Vidal-Pellicorne se sirvió otra taza de café y se puso a untar de mantequilla una tostada antes de añadirle mermelada.
—Bueno, tienes que contarme una historia, ¿no? Pues cuéntamela. ¿Qué es eso de la audiencia imperial? ¿Has visto a otro fantasma?
—Podríamos llamarlo así.
—Está convirtiéndose en una manía —gruñó Adalbert—. Deberías llevar cuidado.
—¡Me habría gustado verte allí!

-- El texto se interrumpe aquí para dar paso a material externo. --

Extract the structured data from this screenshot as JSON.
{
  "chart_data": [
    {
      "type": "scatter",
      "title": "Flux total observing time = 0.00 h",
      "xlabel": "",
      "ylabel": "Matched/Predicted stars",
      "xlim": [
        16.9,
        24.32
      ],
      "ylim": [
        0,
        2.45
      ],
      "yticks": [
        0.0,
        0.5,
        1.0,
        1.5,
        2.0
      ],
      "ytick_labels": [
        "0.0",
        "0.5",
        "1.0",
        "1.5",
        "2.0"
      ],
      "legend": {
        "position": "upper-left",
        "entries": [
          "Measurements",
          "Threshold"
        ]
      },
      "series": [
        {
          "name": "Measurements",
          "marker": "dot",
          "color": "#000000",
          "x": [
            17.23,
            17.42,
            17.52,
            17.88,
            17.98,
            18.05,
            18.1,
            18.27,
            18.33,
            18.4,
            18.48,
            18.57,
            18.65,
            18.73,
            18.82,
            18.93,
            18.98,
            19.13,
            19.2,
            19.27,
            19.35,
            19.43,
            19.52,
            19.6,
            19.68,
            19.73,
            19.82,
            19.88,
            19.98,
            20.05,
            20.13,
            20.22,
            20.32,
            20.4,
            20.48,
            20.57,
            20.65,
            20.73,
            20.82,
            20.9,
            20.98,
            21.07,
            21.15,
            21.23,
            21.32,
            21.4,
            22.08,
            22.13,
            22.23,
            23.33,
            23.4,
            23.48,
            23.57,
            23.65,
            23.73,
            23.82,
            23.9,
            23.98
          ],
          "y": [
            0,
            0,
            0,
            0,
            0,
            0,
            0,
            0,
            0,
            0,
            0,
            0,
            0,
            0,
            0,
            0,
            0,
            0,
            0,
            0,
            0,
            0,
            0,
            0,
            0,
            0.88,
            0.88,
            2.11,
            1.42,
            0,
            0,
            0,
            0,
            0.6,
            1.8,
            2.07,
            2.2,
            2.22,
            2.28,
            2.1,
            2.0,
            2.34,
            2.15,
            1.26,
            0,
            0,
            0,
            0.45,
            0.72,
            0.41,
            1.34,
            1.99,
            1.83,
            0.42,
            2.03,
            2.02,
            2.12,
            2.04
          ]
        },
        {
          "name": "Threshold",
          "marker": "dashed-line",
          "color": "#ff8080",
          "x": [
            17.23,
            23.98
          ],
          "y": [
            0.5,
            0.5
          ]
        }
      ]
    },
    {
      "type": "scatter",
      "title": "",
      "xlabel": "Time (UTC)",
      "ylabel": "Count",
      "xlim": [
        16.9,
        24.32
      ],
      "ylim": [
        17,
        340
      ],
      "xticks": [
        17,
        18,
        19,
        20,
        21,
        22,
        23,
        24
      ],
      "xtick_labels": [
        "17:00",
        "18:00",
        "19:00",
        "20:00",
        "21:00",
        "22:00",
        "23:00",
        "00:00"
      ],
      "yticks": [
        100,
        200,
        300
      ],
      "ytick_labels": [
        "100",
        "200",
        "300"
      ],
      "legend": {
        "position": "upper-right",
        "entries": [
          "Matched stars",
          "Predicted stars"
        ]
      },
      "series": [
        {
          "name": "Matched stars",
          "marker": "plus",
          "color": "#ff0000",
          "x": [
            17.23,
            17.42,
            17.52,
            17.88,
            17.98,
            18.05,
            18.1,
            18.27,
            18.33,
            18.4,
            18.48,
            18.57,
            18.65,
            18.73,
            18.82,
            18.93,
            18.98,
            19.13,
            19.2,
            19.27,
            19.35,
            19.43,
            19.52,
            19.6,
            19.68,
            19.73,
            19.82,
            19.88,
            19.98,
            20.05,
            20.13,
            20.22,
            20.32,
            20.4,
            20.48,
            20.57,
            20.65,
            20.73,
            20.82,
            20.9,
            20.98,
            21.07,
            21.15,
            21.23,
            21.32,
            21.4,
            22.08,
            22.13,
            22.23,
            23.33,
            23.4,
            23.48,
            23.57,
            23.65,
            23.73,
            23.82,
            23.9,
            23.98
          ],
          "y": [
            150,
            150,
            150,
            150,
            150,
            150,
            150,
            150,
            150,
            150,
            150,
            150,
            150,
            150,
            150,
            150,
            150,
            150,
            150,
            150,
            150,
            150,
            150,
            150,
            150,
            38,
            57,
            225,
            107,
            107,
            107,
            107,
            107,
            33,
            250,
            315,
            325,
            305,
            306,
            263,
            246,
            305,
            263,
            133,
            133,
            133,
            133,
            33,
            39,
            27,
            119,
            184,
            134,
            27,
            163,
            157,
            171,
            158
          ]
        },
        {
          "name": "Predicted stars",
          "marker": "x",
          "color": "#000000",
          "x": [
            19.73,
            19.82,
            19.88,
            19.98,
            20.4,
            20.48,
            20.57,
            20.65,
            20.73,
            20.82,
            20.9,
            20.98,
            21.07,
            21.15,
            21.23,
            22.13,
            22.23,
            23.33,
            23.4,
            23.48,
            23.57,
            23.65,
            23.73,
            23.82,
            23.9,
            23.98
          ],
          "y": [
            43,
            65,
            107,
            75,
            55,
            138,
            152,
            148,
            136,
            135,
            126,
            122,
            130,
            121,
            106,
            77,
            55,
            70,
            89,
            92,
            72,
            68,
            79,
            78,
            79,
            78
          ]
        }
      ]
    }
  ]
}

Escucha, y no abras la boca para otra cosa que no sea comer.
A medida que avanzaba el relato, curiosamente el apetito de su amigo iba decreciendo, y cuando terminó, Adalbert había apartado su plato y fumaba, nervioso, con semblante grave.
—¿Sigues creyendo que tengo visiones? —preguntó Morosini.
—No, no…, pero es impresionante. ¡Interrogar a la sombra de Rodolfo II a medianoche en su palacio! ¿Quién es ese tal Jehuda Liwa? ¿Un mago, un hechicero…, el señor del Golem devuelto a la vida?
—Sé tanto como tú, pero Louis de Rothschild no debe de andar muy lejos de pensar algo parecido.
—¿Cuándo salimos?
—Lo antes posible —respondió Aldo, recordando de pronto a su cantante húngara, que sin lugar a dudas no tardaría nada en localizarlo—. ¿Por qué no hoy mismo?
No había terminado la frase cuando llamaron a la puerta y apareció un botones llevando una carta en una bandeja.
—Acaban de traer esto para su excelencia —dijo.
Presa de un horrible presentimiento, Aldo cogió la carta, dio una propina al chiquillo y miró el sobre por todos lados. Le parecía reconocer aquella letra extravagante y, por desgracia, no se equivocaba: en unas frases impregnadas de autosatisfacción que pretendían ser seductoras, la bella Ida sugería que se viesen «para hablar del delicioso pasado» en el restaurante Novacek, en los jardines de Petrin, en Mala Strana, el barrio que se extendía al pie del Hradcany.